В один день пришли письма от тебя и Вити Потанина. Очень я рад, что всё у вас так хорошо пошло. Я безвылазно сидел в деревне,нога зажила, раскачиваюсь, начинаю работать, собирал боровые плоды, бруснику, удил — хорошо окунёк берёт. Выехал на съезд книголюбов, и в Москве меня подсекла весть о смерти Василия Макаровича Шукшина — земляка моего, которого я сильно любил и гордился им. Вот уж не везёт русским талантам и самородкам в особенности!
Мысли кислые какие-то. И нет их, мыслей-то. Снова еду завтра в деревню — мне и работа в горе первое лекарство. Будь здоров! Береги себя! Всем твоим юровчатам кланяюсь я и Мария Семёновна.
13 ноября 1974 г.
(В.Я.Курбатову)
Дорогой Валентин!
Меня очень взволновало и тронуло Ваше письмо. Вы очень точно схватили суть происходящего в нашей литературе. А значит, и во всей духовной жизни. Ряженье в благородство, игра в «отцов родных» (я это называю: «не кнутом, а пряником»), улавливание душ нестойких, жизнью не битых. И они-то своей неосознанной и, что ещё страшнее, осознанной наивностью наводят «порядки» в движении мысли, определяют (или, точнее, пытаются совершенно безуспешно определить) нравственный климат общества. Но «класс», он не то что выпить не дурак, он тупо и молча спивается, вот уж тут неосознанно, придя к какой-то совершенно страшной форме сопротивления бездушию, цинизму и лжи.

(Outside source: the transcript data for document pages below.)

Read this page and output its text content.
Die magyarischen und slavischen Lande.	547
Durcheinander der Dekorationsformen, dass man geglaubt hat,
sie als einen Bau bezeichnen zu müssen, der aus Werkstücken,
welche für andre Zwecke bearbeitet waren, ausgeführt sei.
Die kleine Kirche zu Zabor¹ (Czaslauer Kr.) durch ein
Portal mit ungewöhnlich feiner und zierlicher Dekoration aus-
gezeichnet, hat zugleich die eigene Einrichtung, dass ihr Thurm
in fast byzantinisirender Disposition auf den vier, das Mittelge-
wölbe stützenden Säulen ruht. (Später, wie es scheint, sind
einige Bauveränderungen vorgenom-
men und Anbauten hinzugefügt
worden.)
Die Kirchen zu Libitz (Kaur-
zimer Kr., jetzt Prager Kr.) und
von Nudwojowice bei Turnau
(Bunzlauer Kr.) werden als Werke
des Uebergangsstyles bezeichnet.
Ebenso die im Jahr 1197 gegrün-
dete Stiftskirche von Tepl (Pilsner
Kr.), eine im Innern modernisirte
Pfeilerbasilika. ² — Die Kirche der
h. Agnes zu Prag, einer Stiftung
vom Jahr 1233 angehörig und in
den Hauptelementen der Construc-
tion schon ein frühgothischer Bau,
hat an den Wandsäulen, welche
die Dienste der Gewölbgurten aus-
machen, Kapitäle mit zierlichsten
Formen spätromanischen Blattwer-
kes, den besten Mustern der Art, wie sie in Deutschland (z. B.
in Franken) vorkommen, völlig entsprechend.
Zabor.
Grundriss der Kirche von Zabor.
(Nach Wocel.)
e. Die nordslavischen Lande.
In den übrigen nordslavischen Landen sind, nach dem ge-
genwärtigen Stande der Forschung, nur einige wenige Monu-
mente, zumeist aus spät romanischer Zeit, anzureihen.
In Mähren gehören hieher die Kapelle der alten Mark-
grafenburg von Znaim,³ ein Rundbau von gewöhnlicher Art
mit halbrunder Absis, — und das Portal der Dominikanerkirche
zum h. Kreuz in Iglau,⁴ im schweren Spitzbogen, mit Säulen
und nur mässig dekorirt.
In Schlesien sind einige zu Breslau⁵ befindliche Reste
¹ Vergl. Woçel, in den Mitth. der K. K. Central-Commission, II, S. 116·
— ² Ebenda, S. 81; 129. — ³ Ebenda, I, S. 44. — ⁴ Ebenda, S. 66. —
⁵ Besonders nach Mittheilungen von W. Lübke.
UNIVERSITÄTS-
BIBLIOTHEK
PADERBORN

Валя Распутин написал что-то совершенно не поддающееся моему разуму, что-то потрясающее по мастерству, проникновению в душу человека, по языку и той огромной задаче, которую он взвалил на себя и на своих героев повести «Живи и помни». И вот что страшно: привыкшее к упрощению, к отдельному восприятию жизни и литературы и приучившее к этому общество, неустойчивое, склизкое, всё время как бы пытающееся заняться фигурным катанием на самодельных коньках-колодках (которые мы оковывали отожжённой проволокой), оно, это общество, вместе со своими «мыслителями» не готово к такого рода литературе. Война — понятно; победили — ясно; хорошие и плохие люди были — определённо; хороших больше, чем плохих — неоспоримо; но вот наступила пора, и она не могла не наступить — как победили? Чего стоила нам эта победа? Что сделала она с людьми? Что, наконец, такое война, да ещё современная? И самое главное, что такое хороший и плохой человек? Немец, убивающий русского, — плохой; русский, убивающий немца, — хороший. Это в какой-то момент помогало духовному нашему возвышению, поднимало над смертью и нуждой, но и приучало к упрощённому, восприятию действительности, создавало удобную схему, по которой надо и можно любить себя, уважать, хвалить, и отучивало думать настолько, что на схемы и ещё на кого-то и чего-то мы начали вообще перекладывать Функции думания, и, что самое удручающее, если не ужасное, мы во многом в этом преуспели.